Hospitality industry offers a roadmap to hospital and ER services

Outsource or in-house

Some hospitals have borrowed a people processes place framework, frequently used in the hospitality industry to improve service quality. Some hospitals have outsourced their dining services, maintenance, facilities management, engineering, biomedical equipment management and housekeeping functions to hospitality service providers such as ARAMARK Healthcare and Sodexo, while others have worked with hotel operating companies or hospitality-related firms such as the Ritz-Carton Hotel Company, Four Seasons Hotels and Resorts and the Walt Disney Company for training in-service processes and management. Unfortunately, many ER and hospital administrators continue to offer services that fit an earlier decade and a different target market.

Out-patient and in-hospital facilities

Single patient rooms have been shown to help reduce medical error rates, lessen patient stress and depression, and shorten length of stay while increasing overall satisfaction with the hospital. Newly designed hospitals even offer private single in-room stay-over facilities for family members. Clinicians value patients’ families as important partners in care through social and psychological support which can speed recovery. Family members may even monitor the patient when the nursing staff cannot be present. Some hospitals have begun to offer the comfort of luxury suites to compete for customers who are willing to pay additional out-of-pocket costs that are typically not covered by insurance.

Priorities

Luxurious public spaces may be attractive; however, health facility planners should accept the reality that patients typically do not experience the hospital lobby for an extended period, so substantial investment in lobbies have limited viability. In addition, the design and use of resources for expansive lobby spaces to justify additional construction and operating expenses is unnecessary.

Signage and way-finding

Improving hospital and ER services? Hospitality industry offers roadmap
Hospitality industry offers a roadmap to hospital and ER services

Hotels are usually designed to facilitate direction finding through signage and landmarks. However, hospitals may have expanded in multiple phases on limited land parcels, making them extremely difficult to navigate for patients and families. Hotel style way-finding can save hospitals significant amounts of money. One study (1990), found a savings of approximately $450 per bed when accounting for the hidden costs of hospital staff providing directions when their responsibilities were elsewhere.

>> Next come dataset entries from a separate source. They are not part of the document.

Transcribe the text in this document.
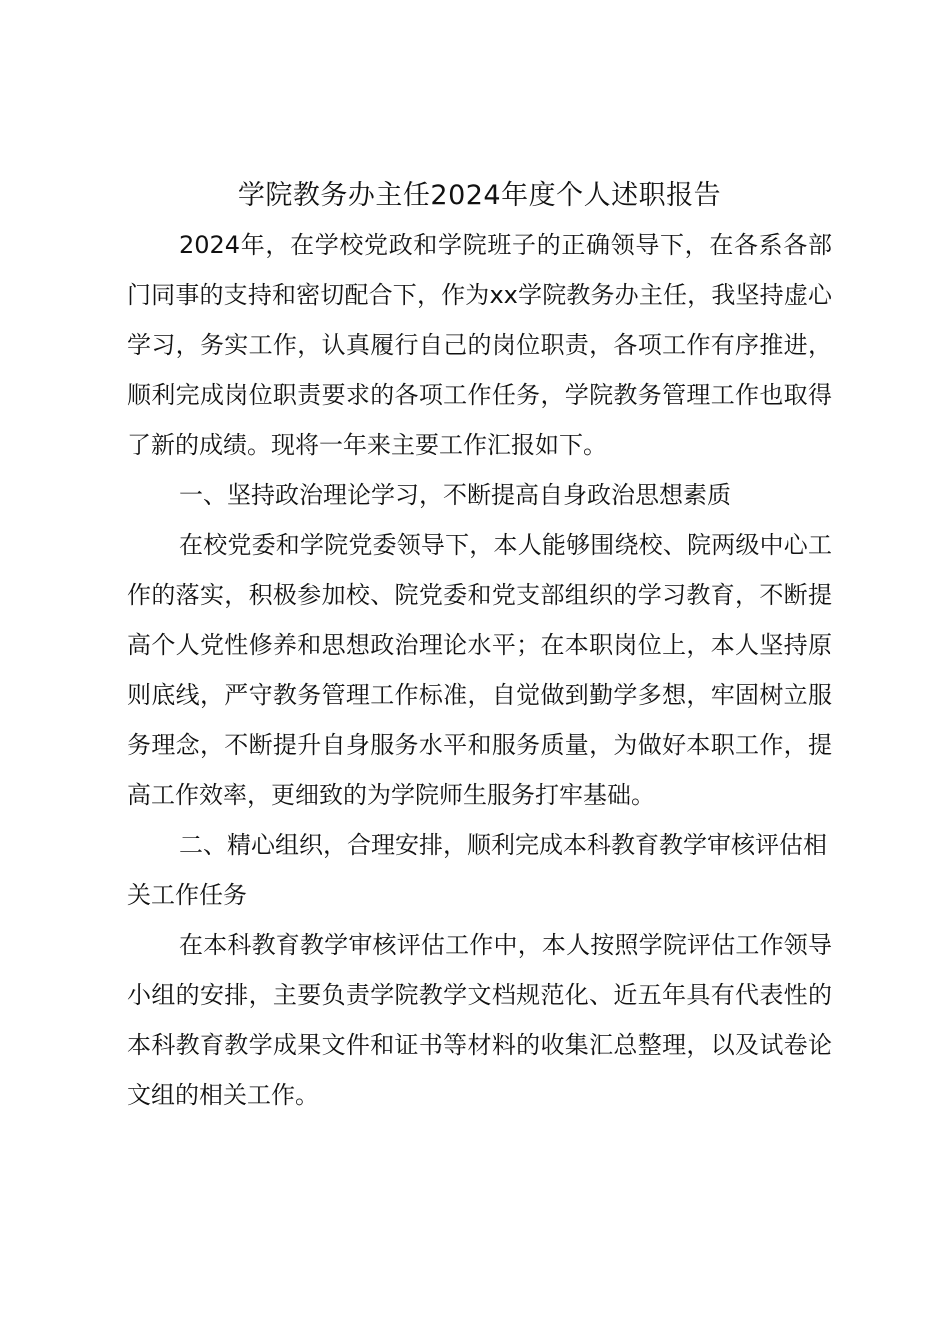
学院教务办主任2024年度个人述职报告

2024年，在学校党政和学院班子的正确领导下，在各系各部门同事的支持和密切配合下，作为xx学院教务办主任，我坚持虚心学习，务实工作，认真履行自己的岗位职责，各项工作有序推进，顺利完成岗位职责要求的各项工作任务，学院教务管理工作也取得了新的成绩。现将一年来主要工作汇报如下。

一、坚持政治理论学习，不断提高自身政治思想素质

在校党委和学院党委领导下，本人能够围绕校、院两级中心工作的落实，积极参加校、院党委和党支部组织的学习教育，不断提高个人党性修养和思想政治理论水平；在本职岗位上，本人坚持原则底线，严守教务管理工作标准，自觉做到勤学多想，牢固树立服务理念，不断提升自身服务水平和服务质量，为做好本职工作，提高工作效率，更细致的为学院师生服务打牢基础。

二、精心组织，合理安排，顺利完成本科教育教学审核评估相关工作任务

在本科教育教学审核评估工作中，本人按照学院评估工作领导小组的安排，主要负责学院教学文档规范化、近五年具有代表性的本科教育教学成果文件和证书等材料的收集汇总整理，以及试卷论文组的相关工作。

Patient room signage is unique to hospitals and difficult for visitors/patients to interpret. Hospitals would be smart to use hotel-style sequential room numbering that is intuitive and familiar. Other options include clocks, and fountains as-way finding devices. Whatever the process, way-finding should be approached as a complete system and sending directions to consumers before the visit, including external building cues, unique building names, maps and signs that are coordinated among the hospital departments and made simple, accurate, intuitive and available in multiple languages. For people with sight and hearing impairment, other technology should be included as part of a complete multi-purpose system.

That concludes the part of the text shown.